Petitioner testified that the time he spent on his real estate activities in 1990 was limited due to his full-time employment and pursuit of a graduate degree. Ms. Jordan claimed that she spent 8 to 10 hours a week showing homes to prospective buyers, yet testified that she did not show any homes in 1989 or 1990. Furthermore, while petitioners claim to have collectively driven 37,000 miles in 1990 in connection with the company, they neither sold nor bought any real estate during the taxable year at issue.

Respondent argues that the deductions claimed in connection with petitioners' real estate activities represent personal and living expenses. Petitioners offer nothing more than their own testimony to rebut this contention. It is well settled that we are not required to accept a taxpayer's self-serving testimony in the absence of corroborating evidence. Lerch v. Commissioner [89-1 USTC ╤ 9388], 877 F.2d 624, 631-632 (7th Cir. 1989), affg. [Dec. 43,977(M)] T.C. Memo. 1987-295; Geiger v. Commissioner [71-1 USTC ╤ 9333], 440 F.2d 688, 689 (9th Cir. 1971), affg. per curiam [Dec. 29,686(M)] T.C. Memo. 1969-159; Niedringhaus v. Commissioner [Dec. 48,411], 99 T.C. 202, 212 (1992); Nicholas v. Commissioner [Dec. 35,430], 70 T.C. 1057, 1064 (1978). Based on the record in this case and the foregoing analysis, we find that petitioners have failed to carry their burden of proving that they engaged in their real estate activity with an actual and honest profit motive.

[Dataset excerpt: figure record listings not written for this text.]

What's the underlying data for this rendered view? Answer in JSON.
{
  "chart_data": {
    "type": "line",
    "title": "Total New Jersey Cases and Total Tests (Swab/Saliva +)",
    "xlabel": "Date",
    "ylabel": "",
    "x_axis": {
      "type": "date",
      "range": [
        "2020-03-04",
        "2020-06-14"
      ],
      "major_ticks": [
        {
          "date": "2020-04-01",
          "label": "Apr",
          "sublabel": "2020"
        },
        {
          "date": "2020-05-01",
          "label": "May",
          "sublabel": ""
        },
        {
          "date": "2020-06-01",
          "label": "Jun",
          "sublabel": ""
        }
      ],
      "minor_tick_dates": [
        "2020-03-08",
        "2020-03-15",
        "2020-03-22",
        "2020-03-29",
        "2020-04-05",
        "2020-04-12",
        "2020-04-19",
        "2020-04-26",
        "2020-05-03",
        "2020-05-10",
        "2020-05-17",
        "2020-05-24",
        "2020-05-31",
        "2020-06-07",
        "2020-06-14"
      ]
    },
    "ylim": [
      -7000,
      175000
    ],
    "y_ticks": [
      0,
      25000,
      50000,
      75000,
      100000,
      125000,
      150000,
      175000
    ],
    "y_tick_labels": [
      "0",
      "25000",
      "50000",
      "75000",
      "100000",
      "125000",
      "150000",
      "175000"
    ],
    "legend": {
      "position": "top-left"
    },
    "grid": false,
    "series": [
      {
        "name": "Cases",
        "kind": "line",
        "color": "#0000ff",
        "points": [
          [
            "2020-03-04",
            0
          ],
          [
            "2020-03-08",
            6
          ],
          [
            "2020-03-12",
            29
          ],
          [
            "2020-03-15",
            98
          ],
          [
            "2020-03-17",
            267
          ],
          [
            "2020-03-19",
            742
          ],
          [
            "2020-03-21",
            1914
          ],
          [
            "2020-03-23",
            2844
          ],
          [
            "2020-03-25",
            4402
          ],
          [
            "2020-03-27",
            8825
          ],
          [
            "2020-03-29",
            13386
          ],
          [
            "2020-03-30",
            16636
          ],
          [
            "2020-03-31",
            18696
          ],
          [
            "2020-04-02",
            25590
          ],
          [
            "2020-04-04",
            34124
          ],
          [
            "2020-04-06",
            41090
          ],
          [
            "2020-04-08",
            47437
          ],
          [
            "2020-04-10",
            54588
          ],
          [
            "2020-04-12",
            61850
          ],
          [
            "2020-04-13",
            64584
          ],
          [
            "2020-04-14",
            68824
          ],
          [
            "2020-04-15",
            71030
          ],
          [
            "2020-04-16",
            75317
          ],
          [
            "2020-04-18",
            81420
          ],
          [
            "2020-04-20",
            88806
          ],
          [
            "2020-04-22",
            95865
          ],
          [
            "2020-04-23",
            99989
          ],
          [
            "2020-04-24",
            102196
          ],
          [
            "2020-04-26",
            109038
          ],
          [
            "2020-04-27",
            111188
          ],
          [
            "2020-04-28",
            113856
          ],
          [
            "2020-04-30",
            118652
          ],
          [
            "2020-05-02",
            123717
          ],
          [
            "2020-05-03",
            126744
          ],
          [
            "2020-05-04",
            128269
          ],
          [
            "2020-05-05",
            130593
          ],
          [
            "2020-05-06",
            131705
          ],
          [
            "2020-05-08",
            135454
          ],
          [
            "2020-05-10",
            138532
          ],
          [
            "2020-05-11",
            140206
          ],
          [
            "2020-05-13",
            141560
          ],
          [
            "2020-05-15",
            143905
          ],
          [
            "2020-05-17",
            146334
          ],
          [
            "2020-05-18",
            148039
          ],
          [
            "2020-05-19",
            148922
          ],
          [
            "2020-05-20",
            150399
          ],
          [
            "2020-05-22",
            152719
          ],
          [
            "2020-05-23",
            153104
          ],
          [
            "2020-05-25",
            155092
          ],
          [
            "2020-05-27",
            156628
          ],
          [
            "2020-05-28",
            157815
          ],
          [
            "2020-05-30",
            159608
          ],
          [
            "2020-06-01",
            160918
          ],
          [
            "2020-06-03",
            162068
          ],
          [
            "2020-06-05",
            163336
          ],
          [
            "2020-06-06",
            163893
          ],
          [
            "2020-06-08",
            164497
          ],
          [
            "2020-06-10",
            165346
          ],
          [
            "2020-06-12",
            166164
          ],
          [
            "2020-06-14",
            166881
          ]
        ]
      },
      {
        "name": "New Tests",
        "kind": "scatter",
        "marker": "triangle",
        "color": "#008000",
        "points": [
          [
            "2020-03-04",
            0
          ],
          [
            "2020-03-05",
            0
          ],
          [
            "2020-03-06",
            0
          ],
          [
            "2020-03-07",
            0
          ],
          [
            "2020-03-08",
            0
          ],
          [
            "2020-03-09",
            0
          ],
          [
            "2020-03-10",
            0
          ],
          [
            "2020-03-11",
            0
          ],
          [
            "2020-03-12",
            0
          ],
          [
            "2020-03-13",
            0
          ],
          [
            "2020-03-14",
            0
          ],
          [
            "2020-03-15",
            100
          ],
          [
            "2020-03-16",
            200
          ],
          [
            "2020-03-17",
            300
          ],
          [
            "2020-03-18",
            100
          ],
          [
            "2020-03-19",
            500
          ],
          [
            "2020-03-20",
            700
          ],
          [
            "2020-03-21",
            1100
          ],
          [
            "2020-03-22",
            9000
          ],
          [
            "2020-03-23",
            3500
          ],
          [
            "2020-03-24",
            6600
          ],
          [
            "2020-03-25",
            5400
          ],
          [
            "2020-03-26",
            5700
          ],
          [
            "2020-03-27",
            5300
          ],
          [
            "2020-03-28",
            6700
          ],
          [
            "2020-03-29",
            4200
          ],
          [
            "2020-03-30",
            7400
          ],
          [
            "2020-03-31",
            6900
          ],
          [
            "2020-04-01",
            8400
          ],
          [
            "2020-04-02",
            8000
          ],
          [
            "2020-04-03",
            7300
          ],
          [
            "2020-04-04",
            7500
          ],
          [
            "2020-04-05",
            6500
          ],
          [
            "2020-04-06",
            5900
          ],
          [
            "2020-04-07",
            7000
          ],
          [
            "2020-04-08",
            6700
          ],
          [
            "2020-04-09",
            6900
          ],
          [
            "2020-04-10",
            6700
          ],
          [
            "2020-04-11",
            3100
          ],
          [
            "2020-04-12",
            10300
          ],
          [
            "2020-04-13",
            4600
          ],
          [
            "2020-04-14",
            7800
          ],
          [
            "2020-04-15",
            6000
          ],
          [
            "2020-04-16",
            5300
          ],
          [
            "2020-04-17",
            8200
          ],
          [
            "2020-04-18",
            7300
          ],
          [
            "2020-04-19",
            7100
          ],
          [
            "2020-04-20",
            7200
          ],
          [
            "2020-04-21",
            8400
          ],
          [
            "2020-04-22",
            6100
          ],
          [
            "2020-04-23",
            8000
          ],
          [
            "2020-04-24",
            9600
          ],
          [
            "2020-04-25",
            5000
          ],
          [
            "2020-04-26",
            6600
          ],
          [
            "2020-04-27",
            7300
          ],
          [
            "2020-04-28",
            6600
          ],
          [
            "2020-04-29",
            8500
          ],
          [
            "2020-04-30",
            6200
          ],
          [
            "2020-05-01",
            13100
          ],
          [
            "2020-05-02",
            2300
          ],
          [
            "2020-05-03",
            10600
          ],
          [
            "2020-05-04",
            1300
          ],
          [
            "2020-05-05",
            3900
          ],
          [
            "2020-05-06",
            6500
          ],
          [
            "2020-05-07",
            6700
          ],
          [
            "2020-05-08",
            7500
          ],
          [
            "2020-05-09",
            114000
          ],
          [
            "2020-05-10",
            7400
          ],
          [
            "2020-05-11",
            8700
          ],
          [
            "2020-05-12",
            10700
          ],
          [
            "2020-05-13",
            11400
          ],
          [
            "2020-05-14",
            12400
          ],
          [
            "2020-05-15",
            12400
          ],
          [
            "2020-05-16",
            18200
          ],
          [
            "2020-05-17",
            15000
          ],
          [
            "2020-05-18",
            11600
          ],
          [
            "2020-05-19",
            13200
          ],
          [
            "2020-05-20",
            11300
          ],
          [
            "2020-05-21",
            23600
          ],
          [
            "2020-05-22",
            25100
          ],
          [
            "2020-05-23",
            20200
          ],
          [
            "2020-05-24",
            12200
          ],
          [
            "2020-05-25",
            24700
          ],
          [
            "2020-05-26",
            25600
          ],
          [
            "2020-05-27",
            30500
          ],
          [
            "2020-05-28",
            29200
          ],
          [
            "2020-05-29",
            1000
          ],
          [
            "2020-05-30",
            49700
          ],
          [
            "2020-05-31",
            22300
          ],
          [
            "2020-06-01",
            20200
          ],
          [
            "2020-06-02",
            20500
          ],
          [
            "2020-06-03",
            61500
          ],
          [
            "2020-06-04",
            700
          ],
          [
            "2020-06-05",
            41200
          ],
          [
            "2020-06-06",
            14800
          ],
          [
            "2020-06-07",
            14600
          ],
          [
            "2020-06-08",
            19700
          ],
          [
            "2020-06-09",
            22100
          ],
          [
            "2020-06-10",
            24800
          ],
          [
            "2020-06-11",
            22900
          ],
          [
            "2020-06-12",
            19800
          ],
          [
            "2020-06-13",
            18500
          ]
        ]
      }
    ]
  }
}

Furthermore, even if we had found an actual and honest profit motive, the deductions claimed by petitioners on their Schedule C would be disallowed for lack of substantiation. As stated, petitioner offered no documentation to support his often ambiguous and inconsistent testimony. For example, he was unable to explain what the deductions for insurance, office equipment, and supplies represent. He conceded that he improperly deducted the entire amount paid for rent and utilities without prorating such expenditures into business and personal use. Petitioners claimed a business travel deduction in 1990 based on 20,000 miles driven by petitioner and 17,000 miles driven by Ms. Jordan. At trial, however, Ms. Jordan testified that her mileage related to the real estate activity only amounted to 75 to 100 miles per week (3,900 to 5,200 miles per year). No corroborating evidence or explanation of the discrepancy was offered by petitioners.

Since petitioners failed to introduce any corroborating evidence to support their testimony, the record in this case does not provide sufficient evidence upon which to estimate an amount allowable. Williams v. United States [57-2 USTC ╤ 9759], 245 F.2d 559, 560 (5th Cir. 1957); Vanicek v. Commissioner [Dec. 42,468], 85 T.C. 731, 742-743 (1985). Petitioners contend that they submitted documentation to respondent during the examination process and, therefore, should not be penalized by their failure to present records at trial. Petitioners seem to be under the misconception that this Court and respondent regularly exchange information. The United States Tax Court is an Article I court and is separate from the Internal Revenue Service (IRS). Tax Reform Act of 1969, Pub. L. 91-172, sec. 951, 83 Stat. 730. The IRS is represented by Chief Counsel. Sec. 7452. Since this Court and the IRS are separate entities, documents submitted during an examination of a taxpayer's records do not become evidence in a case unless the documents are received into evidence and become part of the record. Because petitioners have the burden of proof, it is up to petitioners to introduce records at trial sufficient to substantiate deductions claimed. Rule 142(a). Based on the foregoing,

Decision will be entered for respondent.